Fed leader Powell stated on Friday that the Fed is not on the pre-determined path of interest rate increases and will pay attention to the negative risks that the market pricing. Comments were taken as dovish and, above all, they calmed investors that Fed policy would not tighten financial conditions.Together with the very good result of the NFP report, the markets received an injection of optimism that continues to this day. On Wall Street, the indexes ended the Friday's session with strong rallies (SP500 close at +3,43%). After the weekend, the increases are continued in Asia - Chinese Shanghai Composite grows 0.7%, and Japanese Nikkei gained 2.44%.The risk appetite is also supported by reports that the US government delegation headed by trade representative R. Lighthizer is heading for Beijing for talks after which trade tensions between countries are expected to ease.The currency market is on the neutral mode all along the line. Risky currencies, such as AUD and NZD, benefit from improving sentiment (especially with regard to China). But JPY and CHF are the best performers for now, which is a bit interesting, given the adverse conditions for safe havens.USD / JPY moved down from 108.70 on Friday to 108.10. EUR / USD, after touching 1,1344 after NFP, now approaches 1.1420.

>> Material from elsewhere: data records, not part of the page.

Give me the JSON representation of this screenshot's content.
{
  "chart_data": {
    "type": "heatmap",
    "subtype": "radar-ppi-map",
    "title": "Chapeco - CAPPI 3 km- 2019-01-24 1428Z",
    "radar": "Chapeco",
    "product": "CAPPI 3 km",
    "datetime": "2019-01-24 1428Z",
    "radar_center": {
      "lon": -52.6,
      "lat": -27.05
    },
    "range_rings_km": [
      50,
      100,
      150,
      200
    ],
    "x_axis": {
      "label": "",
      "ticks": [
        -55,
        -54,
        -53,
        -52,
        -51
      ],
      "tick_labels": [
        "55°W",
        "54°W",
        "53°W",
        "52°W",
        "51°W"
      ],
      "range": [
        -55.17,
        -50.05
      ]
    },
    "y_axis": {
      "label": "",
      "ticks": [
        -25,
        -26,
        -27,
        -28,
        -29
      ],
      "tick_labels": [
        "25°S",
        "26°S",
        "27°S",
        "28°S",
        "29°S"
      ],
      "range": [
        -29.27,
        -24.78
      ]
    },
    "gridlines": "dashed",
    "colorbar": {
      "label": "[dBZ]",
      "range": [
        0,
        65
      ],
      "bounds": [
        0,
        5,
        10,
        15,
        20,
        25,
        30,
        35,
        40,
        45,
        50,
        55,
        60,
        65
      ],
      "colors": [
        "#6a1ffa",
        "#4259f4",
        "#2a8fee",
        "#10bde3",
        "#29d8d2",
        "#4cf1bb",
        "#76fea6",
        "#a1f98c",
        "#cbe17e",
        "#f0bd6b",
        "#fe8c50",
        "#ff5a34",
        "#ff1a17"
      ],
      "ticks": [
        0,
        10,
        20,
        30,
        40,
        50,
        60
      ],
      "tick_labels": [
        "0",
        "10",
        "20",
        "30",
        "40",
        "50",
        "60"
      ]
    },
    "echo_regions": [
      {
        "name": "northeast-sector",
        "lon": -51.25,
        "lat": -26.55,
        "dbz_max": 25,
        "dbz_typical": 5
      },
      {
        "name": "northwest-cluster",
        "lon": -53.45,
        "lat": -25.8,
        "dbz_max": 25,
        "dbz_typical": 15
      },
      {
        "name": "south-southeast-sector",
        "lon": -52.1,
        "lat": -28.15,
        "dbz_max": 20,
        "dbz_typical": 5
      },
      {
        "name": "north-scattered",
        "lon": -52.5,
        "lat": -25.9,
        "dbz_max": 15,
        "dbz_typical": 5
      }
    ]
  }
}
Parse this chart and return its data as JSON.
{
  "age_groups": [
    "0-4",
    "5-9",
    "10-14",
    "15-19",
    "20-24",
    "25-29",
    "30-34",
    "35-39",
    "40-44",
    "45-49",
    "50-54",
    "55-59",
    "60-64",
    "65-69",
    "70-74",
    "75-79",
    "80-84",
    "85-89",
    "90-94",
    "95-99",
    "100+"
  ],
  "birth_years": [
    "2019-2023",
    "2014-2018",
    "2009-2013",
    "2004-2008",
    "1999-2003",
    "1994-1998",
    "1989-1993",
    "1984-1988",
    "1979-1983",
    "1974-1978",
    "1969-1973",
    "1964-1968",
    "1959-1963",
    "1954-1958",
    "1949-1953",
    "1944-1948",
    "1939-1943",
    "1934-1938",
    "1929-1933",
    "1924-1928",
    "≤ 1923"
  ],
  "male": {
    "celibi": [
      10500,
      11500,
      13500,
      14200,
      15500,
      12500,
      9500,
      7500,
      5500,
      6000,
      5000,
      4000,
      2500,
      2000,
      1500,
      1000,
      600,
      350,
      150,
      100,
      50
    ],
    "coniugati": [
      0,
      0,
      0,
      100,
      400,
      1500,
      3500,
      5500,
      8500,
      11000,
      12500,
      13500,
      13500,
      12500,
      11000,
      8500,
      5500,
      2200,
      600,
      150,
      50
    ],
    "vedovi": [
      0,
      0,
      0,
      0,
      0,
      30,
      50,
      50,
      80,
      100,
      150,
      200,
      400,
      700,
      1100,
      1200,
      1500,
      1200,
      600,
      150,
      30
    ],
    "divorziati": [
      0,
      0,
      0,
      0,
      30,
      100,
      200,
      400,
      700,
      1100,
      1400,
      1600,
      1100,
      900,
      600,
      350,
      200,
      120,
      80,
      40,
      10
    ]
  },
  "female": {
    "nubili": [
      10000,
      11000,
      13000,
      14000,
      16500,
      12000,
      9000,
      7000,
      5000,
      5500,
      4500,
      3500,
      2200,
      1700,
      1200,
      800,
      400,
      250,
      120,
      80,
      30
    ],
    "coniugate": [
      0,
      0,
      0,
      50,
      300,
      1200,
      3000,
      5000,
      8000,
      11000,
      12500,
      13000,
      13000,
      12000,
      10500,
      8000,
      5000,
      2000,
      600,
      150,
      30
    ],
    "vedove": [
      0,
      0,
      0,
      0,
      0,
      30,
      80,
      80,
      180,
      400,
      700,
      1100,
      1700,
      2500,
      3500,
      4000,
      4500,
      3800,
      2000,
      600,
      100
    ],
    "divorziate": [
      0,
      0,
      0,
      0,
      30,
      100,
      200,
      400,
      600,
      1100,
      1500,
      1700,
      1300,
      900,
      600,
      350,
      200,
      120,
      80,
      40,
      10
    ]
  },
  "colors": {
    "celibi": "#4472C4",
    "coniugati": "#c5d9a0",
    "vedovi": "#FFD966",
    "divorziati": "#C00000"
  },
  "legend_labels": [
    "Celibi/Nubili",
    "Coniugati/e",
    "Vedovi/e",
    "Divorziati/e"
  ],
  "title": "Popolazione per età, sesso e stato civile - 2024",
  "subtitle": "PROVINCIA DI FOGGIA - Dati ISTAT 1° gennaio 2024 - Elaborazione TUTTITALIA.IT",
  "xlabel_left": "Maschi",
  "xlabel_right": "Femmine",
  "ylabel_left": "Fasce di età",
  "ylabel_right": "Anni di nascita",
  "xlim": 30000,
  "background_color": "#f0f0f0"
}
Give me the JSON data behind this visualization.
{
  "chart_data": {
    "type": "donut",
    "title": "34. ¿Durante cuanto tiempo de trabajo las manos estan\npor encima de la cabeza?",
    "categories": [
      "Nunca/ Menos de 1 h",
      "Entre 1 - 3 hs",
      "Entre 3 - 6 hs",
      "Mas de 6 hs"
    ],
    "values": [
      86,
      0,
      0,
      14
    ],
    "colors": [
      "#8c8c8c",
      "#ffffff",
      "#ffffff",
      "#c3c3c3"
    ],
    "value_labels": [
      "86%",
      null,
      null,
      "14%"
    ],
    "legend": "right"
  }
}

On Monday, the 7th of January, the event calendar is light in important data releases, but the global investors should keep an eye on Retail Sales data from Germany, Sentix Investor Confidence data from Eurozone, ISM Non-Manufacturing data from the US and Ivey Purchasing Managers Index data form Canada.
USD/JPY analysis for 07/01/2019:
ISM Non-Manufacturing gauge of business conditions in non-manufacturing industries, based on measures of employment trends, prices and new orders. Though non-manufacturing sectors make up the majority of the economy, the ISM Non-Manufacturing has less market impact because non-manufacturing data tends to be more cyclical and predictable. However, these sectors do account for a considerable portion of CPI. As a result, the figure gives insight into conditions which can impact output growth and inflationary pressures.
The ISM Non-Manufacturing Index is based on a sample survey of purchasing and supply executives, weighted according to industry contribution to GDP. The Index is calculated using 50% as the centerline between positive and negative expectations; the figure is reported in headlines as the percent change. For the current month, the global investors expect the ISM to be released at the level of 59.6, which is lower than the last month figure of 60.7.
Let's now take a look at the USD/JPY technical picture at the H4 time frame. After the flash crash, the price returned to the technical resistance at the level of 108.69 but the bulls are too weak to break through yet. Moreover, the price is still trading below the dashed black trend line as well. If the data will be better than expected, then there is a change for the bulls to move higher above the 108.69 towards the next technical resistance at 109.46. The nearest important support is seen at the level of 106.75.